Les luttes contemporaines des peuples autochtones du Canada

Publié le : , par  Francine

La journée internationale de solidarité avec les peuples autochtones des Amériques a été décrétée en 1977 par les organisations amérindiennes rassemblées à l’ONU. Il ne s’agit donc pas à proprement parler d’une Journée décrétée par les Nations Unies, mais elle est célébrée dans de nombreux pays du monde. Elle entend commémorer le souvenir des peuples qui occupaient le continent américain avant sa colonisation par les Européens, aussi bien en Amérique du Sud qu’en Amérique du Nord.
Ce dossier aborde à l’occasion de cette journée la question des luttes contemporaines des peuples autochtones du Canada.

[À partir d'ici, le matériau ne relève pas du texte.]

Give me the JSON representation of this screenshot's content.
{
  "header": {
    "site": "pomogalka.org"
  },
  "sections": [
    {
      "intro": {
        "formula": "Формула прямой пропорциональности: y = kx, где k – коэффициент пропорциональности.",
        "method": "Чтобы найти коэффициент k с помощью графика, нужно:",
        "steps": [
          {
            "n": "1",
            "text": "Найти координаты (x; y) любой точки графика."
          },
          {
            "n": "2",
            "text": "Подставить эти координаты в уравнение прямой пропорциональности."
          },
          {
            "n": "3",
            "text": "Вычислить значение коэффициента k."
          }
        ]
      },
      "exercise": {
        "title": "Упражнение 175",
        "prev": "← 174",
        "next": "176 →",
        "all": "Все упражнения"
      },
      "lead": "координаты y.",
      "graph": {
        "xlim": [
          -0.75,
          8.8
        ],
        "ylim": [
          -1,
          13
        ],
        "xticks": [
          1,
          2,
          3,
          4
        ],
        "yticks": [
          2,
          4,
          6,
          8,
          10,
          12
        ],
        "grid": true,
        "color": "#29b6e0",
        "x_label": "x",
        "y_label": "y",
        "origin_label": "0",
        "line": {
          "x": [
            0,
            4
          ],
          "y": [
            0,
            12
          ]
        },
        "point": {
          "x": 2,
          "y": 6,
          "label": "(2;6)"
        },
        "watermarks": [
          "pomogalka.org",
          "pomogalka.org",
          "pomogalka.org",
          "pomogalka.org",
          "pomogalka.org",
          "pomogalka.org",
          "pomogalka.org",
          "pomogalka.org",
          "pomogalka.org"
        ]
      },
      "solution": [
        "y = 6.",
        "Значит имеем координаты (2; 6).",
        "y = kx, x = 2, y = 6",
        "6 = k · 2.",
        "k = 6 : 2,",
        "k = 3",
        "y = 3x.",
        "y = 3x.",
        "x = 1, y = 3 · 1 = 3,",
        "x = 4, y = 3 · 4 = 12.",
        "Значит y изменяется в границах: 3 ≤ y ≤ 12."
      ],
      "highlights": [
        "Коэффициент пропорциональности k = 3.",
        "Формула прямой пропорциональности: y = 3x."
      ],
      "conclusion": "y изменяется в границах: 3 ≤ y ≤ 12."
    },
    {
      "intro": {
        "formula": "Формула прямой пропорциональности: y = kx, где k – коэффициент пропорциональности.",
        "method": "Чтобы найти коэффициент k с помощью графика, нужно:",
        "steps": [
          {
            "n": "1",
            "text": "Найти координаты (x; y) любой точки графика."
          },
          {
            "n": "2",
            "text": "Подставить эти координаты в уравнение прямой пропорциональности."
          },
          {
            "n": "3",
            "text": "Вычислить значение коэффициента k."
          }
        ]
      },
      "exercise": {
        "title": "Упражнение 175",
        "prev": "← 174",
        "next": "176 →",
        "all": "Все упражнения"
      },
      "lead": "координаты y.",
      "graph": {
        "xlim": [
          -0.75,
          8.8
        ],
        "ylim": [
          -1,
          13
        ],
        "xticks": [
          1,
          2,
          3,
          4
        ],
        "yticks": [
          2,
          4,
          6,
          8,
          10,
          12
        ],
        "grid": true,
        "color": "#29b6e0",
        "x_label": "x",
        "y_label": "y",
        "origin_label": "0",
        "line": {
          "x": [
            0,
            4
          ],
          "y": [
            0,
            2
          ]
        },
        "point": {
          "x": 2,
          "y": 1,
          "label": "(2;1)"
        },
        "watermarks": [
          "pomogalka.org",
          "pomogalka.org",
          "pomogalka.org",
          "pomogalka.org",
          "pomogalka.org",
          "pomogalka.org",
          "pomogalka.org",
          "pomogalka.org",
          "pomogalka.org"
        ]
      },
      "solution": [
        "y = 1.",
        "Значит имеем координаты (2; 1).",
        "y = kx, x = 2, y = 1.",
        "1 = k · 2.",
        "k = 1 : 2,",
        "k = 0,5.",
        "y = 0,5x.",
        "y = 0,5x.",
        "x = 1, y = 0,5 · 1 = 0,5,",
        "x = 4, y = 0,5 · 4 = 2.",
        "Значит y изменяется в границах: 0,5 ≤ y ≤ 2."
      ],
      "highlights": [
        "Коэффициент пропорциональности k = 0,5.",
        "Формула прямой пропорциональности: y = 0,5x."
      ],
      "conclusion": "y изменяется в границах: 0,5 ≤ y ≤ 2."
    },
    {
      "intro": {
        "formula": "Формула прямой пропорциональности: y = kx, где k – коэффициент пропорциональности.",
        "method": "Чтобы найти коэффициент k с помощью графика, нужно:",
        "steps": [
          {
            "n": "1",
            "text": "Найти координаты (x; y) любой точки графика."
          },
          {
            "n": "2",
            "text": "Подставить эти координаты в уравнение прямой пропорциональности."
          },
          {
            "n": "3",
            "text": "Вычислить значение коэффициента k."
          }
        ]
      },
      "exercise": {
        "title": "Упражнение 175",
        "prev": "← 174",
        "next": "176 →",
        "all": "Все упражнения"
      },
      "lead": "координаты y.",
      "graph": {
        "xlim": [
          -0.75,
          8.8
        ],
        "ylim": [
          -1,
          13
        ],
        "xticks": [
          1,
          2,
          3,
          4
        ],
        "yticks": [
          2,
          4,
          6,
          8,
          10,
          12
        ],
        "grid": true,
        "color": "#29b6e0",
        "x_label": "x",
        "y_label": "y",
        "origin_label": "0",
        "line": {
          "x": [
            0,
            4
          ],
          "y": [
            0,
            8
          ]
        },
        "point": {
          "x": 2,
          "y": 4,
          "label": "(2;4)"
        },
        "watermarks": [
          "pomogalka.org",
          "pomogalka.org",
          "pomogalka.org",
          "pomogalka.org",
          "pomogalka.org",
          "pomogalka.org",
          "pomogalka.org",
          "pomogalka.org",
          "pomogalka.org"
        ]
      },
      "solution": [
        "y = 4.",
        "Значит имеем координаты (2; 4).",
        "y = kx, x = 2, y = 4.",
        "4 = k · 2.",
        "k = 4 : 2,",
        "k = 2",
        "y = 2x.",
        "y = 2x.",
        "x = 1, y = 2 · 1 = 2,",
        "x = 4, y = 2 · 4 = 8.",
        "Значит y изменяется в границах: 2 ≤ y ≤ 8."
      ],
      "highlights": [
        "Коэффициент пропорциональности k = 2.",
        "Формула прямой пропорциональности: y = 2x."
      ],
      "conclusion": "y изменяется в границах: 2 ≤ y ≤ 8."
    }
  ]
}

Les populations autochtones du Canada.

Au Canada, en 2011, plus de 1,4 million de personnes soit plus de 4%de la population s’auto-déclarent autochtones. Selon la loi constitutionnelle, les peuples autochtones [1] sont composés des Amérindiens qui sont majoritaires et appelés Premières Nations, des Métis et des Inuits. Les Premières Nations, ce sont plus de 50 nations différentes réparties sur tout le territoire.

Faire reconnaître les droits territoriaux.

Les peuples autochtones se sont battus pour préserver leur identité et affirmer leurs droits sur leurs territoires dès le début de la colonisation mais ce n’est que dans les années 60-70 que les revendications territoriales des communautés autochtones se sont multipliées. Les communautés autochtones du Nord canadien (territoires du Nord-Ouest et du Yukon, Colombie britannique) n’ont jamais officiellement cédé leurs droits ancestraux. Or, ces vastes régions, longtemps réservées au commerce des fourrures, renferment des gisements de matières premières (nickel, fer au Labrador, par exemple) et de ressources énergétiques ( pétrole, gaz en Alberta entre autres) que l’État veut exploiter. Des droits d’usage et des concessions sont ainsi accordées aux multinationales sans que les populations autochtones aient été consultées. Elles dénoncent ces accaparements de terres ancestrales, cette exploitation des richesses de leurs territoires comme une atteinte à leurs droits ancestraux, qui ont été pourtant reconnus par la constitution de 1982.

Une politique gouvernementale pour les territoires contestée.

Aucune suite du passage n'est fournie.